Hybrid Cloud Deployment
In this deployment model, the cloud infrastructure is a composition of two or more distinct cloud infrastructures (private, community, or public) that remain unique entities, but are bound together by standardized or proprietary technology that enables data and application portability (e.g., cloud bursting for load balancing between clouds).
At least two or more distinct cloud infrastructures are connected together to facilitate hosted data and application portability.AND
The cloud service infrastructure for each consumer set of is virtually separated from the other sets of consumers.
PROs of this option
- Flexible and Scalable solution in which enterprises can mix and match for the ideal balance of cost and security.
- This option provides for innovative business solutions by combining different cloud services.
- Cost effective
- Supports agile and innovate technologies, particularly for mobile and web applications.
- Allows for rapidly responsive and elastic IT which can be easily aligned to the business needs in order to support dual speed IT options in order to quickly respond to the demands and needs for both steady speed system of record (SoR) and new fast speed systems of engagement (SoE).
- Cloud Service Providers can incorporate a portfolio of business and IT services that include a high number of tools and data for innovation, limiting the expenses associating with purchasing, maintaining, and upgrading the tools and allowing for ad-hoc use.
- Allows for faster innovation by allowing the organization to leverage existent systems and capabilities.
CONs of this option
- Inter-connection of systems among a Public/Private cloud environments may not match the level of security required by the private cloud environment.
- Data leakage risk is higher when the consumer doesn’t have the ability to customized the environment.
- Higher Risk of unreliability.
- Logical and Physical separation and restrictions between the Private and Public may not be fully present on the public side.
- Management of the systems can become cumbersome for network administrators.
- Requires high level network segmentation.
- Dedicated connections can be expensive.
- VPN technologies leveraged by the CSPs may not conform to the security measures required by the organization.
- May or may not provide the ability to leverage Active Directory for replications across both environments.
- Requires high level planning prior to implementation.
|Integration||Hybrid cloud computing is about aggregation and integration of capabilities and services from cloud service providers with on-premises resources, leveraging the best-of-breed.
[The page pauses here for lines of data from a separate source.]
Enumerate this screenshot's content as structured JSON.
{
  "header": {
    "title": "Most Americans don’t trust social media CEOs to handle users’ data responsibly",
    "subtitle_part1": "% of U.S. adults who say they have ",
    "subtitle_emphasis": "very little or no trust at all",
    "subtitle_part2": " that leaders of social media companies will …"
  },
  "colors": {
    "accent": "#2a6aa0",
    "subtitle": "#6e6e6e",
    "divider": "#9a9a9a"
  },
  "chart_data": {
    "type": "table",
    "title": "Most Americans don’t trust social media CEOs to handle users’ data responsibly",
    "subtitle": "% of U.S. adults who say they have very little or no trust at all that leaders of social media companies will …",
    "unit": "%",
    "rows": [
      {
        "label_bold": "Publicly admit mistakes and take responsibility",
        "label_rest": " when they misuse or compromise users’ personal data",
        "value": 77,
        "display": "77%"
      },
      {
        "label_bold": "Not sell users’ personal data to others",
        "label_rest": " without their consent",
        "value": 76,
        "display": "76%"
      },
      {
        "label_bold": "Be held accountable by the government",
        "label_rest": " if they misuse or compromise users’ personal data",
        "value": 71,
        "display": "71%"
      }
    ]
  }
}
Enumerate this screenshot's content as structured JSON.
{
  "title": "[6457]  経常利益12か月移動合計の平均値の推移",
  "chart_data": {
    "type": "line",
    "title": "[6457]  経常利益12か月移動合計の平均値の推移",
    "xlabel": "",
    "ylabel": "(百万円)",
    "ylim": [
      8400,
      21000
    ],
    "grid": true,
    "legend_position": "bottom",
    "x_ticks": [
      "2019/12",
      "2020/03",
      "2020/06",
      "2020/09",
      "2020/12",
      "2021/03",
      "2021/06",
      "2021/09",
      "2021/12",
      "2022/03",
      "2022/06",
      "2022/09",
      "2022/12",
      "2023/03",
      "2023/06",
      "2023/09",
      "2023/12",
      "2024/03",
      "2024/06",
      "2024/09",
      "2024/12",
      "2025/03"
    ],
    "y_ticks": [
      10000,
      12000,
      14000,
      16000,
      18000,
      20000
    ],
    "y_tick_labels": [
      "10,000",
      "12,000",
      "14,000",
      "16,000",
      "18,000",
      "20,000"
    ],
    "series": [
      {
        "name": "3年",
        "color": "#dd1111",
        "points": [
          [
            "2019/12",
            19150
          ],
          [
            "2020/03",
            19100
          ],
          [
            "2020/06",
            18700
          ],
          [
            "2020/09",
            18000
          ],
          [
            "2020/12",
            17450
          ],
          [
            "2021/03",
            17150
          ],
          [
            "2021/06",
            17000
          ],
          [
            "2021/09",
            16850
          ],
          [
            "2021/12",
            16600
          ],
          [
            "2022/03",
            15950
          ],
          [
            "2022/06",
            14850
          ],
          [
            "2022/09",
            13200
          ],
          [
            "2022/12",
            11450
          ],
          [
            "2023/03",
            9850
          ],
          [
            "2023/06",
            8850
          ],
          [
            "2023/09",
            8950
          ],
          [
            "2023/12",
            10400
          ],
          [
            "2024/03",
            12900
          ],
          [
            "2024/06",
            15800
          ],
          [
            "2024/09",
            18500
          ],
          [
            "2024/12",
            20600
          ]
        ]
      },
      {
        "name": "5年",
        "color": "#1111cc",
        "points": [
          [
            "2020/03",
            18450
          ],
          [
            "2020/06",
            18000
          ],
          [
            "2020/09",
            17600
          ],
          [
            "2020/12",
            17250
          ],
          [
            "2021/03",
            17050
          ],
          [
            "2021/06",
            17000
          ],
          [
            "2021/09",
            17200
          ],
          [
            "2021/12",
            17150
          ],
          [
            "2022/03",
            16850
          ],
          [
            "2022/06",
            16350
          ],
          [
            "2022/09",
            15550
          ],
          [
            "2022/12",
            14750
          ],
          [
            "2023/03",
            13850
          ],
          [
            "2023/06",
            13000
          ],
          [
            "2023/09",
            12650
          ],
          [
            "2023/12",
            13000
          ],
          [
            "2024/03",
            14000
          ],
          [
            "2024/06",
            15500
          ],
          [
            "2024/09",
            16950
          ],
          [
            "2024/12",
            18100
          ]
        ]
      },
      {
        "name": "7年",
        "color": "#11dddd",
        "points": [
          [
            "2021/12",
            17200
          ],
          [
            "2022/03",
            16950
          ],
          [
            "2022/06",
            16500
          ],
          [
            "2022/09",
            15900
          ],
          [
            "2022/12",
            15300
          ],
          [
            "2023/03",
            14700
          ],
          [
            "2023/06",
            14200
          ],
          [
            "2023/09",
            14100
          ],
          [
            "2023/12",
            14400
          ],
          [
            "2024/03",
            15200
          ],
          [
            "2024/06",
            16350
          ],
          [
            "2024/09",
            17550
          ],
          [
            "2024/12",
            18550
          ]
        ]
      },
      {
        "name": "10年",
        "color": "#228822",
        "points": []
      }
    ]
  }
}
The emergence and evolution of core integration capabilities, such as Service Oriented Architecture (SOA), Representational State Transfer (REST) Application Programing Interfaces (APIs), and cloud management and orchestration frameworks have opened up new options for integrating cloud services. In addition, new capabilities from a wide variety of services (on-premises and off-premises) can now be aggregated to provide the business with a broader set of capabilities on which to act.
Key Questions: How can public resources be integrated with existing internal resources? Can business application and existing management and monitoring systems be leveraged? How should network connections be secured?
|Composition||Architecture (SOA), Representational State Transfer (REST) Application Programing Interfaces (APIs), and cloud management and orchestration frameworks have opened up new options for integrating cloud services. In addition, new capabilities from a wide variety of services (on-premises and off-premises) can now be aggregated to provide the business with a broader set of capabilities on which to act.
Key Questions: How should the components be deployed? What type of usage should the solution support- private dedicated or local cloud? What public cloud services are required?
|Organizational Impact||People in many different roles are impacted by hybrid cloud in a variety of ways. The value of hybrid cloud is highly dependent on what is important to the organization.
Key Questions: Can the organization handle the management complexity? How can public cloud services be managed? Who is responsible for handling the lifecycle of resources?